The record does not indicate that the designated doctor amended his report or rendered a second report. In its appeal, the carrier cited Appeals Panel decisions stating that a designated doctor may amend a report for a valid reason and within a reasonable time. Since the record does not contain an amended report or an additional report and the Decision and Order of the hearing officer states that the issues of MMI and IR were withdrawn, we will not consider contentions concerning a designated doctor amending a report for a valid reason within a reasonable time.

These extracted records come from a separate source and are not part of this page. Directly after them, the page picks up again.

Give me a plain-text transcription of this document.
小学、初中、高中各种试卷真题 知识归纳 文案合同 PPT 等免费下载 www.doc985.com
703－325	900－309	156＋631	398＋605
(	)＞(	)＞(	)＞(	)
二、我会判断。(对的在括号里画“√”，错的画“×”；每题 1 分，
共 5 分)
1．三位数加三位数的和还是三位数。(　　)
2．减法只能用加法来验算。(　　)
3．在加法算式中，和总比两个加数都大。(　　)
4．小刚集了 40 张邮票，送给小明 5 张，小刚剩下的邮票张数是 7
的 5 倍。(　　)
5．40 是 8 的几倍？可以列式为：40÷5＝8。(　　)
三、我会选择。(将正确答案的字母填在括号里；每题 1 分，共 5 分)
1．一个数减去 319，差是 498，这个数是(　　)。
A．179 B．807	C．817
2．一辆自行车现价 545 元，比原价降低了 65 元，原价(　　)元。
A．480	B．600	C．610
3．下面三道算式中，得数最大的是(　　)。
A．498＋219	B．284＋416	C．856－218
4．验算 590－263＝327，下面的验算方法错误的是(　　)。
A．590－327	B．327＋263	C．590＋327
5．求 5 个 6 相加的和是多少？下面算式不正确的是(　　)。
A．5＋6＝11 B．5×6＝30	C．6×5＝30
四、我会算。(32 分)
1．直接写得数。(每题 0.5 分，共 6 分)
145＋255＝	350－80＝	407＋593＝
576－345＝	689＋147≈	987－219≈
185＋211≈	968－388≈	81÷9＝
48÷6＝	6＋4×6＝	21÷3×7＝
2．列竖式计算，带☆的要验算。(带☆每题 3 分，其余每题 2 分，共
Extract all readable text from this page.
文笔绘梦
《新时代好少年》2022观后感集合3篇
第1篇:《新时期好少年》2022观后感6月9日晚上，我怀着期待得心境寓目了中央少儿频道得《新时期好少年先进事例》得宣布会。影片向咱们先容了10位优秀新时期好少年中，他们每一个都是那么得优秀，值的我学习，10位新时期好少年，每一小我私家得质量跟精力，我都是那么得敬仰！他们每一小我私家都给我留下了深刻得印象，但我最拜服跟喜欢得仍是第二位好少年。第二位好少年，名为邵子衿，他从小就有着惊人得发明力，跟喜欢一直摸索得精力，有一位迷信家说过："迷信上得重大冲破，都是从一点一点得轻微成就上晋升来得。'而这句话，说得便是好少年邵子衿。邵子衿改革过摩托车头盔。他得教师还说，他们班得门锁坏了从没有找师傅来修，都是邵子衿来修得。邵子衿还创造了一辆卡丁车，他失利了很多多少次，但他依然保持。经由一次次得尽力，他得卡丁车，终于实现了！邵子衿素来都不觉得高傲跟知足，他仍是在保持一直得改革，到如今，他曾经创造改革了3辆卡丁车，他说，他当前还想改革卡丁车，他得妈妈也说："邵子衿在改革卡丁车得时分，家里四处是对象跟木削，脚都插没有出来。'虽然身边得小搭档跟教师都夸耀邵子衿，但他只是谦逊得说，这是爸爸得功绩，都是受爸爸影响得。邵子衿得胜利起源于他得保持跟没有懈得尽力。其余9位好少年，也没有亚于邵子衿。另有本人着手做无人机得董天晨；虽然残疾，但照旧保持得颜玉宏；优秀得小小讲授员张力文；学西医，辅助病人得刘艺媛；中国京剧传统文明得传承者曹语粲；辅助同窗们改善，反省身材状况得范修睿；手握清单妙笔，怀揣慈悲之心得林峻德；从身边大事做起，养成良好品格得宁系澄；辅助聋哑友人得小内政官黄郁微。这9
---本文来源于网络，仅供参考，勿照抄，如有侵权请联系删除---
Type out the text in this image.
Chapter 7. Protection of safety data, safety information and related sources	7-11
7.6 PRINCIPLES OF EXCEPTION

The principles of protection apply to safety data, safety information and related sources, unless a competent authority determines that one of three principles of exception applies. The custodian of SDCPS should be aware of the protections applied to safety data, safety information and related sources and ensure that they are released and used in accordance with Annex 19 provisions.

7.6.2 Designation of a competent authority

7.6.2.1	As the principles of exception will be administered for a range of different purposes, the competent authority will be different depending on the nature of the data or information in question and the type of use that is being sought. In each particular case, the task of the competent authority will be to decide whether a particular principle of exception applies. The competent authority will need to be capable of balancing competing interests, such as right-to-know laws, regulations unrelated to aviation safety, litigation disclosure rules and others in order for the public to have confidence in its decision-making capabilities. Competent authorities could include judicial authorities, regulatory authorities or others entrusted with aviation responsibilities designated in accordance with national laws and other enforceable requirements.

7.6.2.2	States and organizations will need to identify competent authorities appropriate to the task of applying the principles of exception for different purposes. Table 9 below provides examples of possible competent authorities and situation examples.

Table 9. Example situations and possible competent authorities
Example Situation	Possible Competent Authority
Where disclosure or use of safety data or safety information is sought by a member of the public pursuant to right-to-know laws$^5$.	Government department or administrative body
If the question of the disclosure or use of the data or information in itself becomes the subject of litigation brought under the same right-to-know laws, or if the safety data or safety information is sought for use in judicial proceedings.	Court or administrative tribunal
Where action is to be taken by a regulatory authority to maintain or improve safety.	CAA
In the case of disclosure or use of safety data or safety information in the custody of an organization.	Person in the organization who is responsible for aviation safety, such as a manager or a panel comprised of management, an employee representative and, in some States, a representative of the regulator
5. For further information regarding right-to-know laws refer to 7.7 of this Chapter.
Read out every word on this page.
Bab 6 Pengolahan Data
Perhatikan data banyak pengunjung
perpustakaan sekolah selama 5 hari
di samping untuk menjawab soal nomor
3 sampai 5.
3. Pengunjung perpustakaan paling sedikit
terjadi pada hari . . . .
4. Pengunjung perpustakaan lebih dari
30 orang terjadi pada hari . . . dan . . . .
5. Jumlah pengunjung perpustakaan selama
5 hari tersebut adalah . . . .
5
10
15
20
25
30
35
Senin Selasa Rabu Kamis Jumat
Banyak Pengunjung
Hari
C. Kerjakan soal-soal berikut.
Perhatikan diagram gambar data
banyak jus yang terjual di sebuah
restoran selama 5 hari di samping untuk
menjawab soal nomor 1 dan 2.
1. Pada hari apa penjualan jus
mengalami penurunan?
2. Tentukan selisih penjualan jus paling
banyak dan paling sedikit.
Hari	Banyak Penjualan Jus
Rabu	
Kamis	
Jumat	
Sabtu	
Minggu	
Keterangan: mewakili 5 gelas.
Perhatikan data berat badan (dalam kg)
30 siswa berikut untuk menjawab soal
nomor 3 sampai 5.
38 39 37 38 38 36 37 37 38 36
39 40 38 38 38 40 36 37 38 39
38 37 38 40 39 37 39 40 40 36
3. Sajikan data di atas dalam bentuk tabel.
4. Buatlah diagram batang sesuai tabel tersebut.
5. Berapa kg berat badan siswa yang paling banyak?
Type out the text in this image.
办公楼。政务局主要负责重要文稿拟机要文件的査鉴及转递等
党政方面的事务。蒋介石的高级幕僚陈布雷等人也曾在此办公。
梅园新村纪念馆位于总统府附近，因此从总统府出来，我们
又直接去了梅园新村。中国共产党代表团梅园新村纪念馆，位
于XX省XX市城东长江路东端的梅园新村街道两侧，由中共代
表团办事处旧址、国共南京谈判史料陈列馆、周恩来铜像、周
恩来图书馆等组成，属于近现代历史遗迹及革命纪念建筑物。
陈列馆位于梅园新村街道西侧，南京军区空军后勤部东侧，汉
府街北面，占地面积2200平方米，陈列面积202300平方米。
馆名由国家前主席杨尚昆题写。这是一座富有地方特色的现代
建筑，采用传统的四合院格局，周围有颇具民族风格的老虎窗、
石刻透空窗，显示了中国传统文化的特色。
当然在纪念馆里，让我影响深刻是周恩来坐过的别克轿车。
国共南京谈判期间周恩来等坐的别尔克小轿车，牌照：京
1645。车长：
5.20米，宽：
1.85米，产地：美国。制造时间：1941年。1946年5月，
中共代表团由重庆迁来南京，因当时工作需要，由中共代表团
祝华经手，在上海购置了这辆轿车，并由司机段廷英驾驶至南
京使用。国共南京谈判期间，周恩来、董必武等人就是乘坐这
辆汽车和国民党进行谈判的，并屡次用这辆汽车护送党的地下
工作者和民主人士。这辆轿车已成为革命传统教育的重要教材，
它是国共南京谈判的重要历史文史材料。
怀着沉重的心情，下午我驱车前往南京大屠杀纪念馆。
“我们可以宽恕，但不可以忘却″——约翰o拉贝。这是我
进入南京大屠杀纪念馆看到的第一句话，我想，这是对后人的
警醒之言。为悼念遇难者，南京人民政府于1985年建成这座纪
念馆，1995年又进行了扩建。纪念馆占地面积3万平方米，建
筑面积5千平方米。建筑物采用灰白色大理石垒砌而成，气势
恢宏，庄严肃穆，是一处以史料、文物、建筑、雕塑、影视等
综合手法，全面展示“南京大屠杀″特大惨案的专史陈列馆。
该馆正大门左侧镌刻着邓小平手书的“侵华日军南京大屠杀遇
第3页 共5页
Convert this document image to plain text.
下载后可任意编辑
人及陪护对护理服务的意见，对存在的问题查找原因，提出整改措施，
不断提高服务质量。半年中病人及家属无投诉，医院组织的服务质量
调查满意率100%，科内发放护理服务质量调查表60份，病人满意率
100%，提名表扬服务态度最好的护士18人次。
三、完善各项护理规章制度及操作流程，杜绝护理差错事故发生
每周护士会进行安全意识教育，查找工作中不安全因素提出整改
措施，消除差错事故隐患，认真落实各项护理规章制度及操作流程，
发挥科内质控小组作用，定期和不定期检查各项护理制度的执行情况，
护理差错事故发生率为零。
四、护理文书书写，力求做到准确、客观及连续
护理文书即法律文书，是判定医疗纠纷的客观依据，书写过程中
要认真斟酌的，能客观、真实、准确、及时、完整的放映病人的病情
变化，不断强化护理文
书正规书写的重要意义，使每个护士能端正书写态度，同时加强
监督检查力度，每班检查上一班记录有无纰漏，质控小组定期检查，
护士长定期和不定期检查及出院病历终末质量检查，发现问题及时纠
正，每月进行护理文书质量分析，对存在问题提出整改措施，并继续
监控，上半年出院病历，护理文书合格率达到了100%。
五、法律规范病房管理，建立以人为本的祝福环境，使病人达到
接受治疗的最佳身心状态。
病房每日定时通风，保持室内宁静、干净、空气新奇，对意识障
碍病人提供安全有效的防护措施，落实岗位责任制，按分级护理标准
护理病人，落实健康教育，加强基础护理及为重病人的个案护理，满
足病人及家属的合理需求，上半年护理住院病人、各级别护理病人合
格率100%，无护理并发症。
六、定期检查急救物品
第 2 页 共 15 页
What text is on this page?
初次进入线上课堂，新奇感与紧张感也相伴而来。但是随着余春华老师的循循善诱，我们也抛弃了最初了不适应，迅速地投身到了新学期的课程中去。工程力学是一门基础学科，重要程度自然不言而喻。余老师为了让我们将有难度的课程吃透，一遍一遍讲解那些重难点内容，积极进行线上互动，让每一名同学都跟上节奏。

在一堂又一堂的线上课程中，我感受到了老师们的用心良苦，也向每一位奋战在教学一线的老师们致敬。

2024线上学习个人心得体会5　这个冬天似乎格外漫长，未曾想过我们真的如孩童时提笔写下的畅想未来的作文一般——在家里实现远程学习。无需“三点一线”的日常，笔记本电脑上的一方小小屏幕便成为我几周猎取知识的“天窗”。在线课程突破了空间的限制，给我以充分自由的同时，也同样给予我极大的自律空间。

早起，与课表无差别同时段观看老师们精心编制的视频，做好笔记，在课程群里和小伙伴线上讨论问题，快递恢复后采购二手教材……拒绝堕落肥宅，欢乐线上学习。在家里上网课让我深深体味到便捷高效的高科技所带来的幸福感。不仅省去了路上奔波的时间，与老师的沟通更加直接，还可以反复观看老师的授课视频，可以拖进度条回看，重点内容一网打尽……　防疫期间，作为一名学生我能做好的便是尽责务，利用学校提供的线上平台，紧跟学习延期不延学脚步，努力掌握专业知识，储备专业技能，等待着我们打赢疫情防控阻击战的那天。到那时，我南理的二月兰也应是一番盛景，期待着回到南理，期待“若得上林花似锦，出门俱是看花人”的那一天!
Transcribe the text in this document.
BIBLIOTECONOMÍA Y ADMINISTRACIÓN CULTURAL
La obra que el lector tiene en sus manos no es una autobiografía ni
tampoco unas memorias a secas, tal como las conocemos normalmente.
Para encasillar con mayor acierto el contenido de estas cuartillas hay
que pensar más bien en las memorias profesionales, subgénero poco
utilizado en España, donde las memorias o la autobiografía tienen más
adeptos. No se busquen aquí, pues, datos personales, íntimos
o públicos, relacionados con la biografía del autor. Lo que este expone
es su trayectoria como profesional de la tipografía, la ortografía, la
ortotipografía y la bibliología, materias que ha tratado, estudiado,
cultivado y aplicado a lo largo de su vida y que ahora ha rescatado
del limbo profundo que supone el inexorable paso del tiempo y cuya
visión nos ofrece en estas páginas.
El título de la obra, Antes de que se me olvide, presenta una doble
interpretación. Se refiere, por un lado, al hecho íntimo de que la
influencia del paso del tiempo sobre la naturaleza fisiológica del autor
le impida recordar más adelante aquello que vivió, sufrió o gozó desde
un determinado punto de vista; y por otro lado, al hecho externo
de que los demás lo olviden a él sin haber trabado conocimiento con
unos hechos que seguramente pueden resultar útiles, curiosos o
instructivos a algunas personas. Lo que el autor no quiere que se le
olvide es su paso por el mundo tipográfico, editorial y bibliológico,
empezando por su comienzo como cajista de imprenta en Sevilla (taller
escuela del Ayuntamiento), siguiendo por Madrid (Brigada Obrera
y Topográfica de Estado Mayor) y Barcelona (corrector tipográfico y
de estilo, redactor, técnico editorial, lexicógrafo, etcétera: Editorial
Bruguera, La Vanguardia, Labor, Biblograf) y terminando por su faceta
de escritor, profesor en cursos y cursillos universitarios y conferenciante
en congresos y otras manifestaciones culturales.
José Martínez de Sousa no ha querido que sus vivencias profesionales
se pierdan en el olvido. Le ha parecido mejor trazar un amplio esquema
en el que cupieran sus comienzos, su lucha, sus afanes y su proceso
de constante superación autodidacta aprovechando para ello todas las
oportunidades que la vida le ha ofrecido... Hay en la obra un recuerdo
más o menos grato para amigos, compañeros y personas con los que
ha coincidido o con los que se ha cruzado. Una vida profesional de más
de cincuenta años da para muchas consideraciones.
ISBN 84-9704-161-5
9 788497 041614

We affirm the decision and order of the hearing officer.

Tommy W. Lueders – Appeals Judge

CONCUR:

Thomas A. Knapp – Appeals Judge

CONCUR IN THE RESULT:

The Texas Workers’ Compensation Act contains specific provisions addressing waiver of rights under particular circumstances. See, e.g., Sections 409.021(c) and 408.147(b). Carrier has cited no statutory or rule provision which addresses waiver under the circumstances of this case.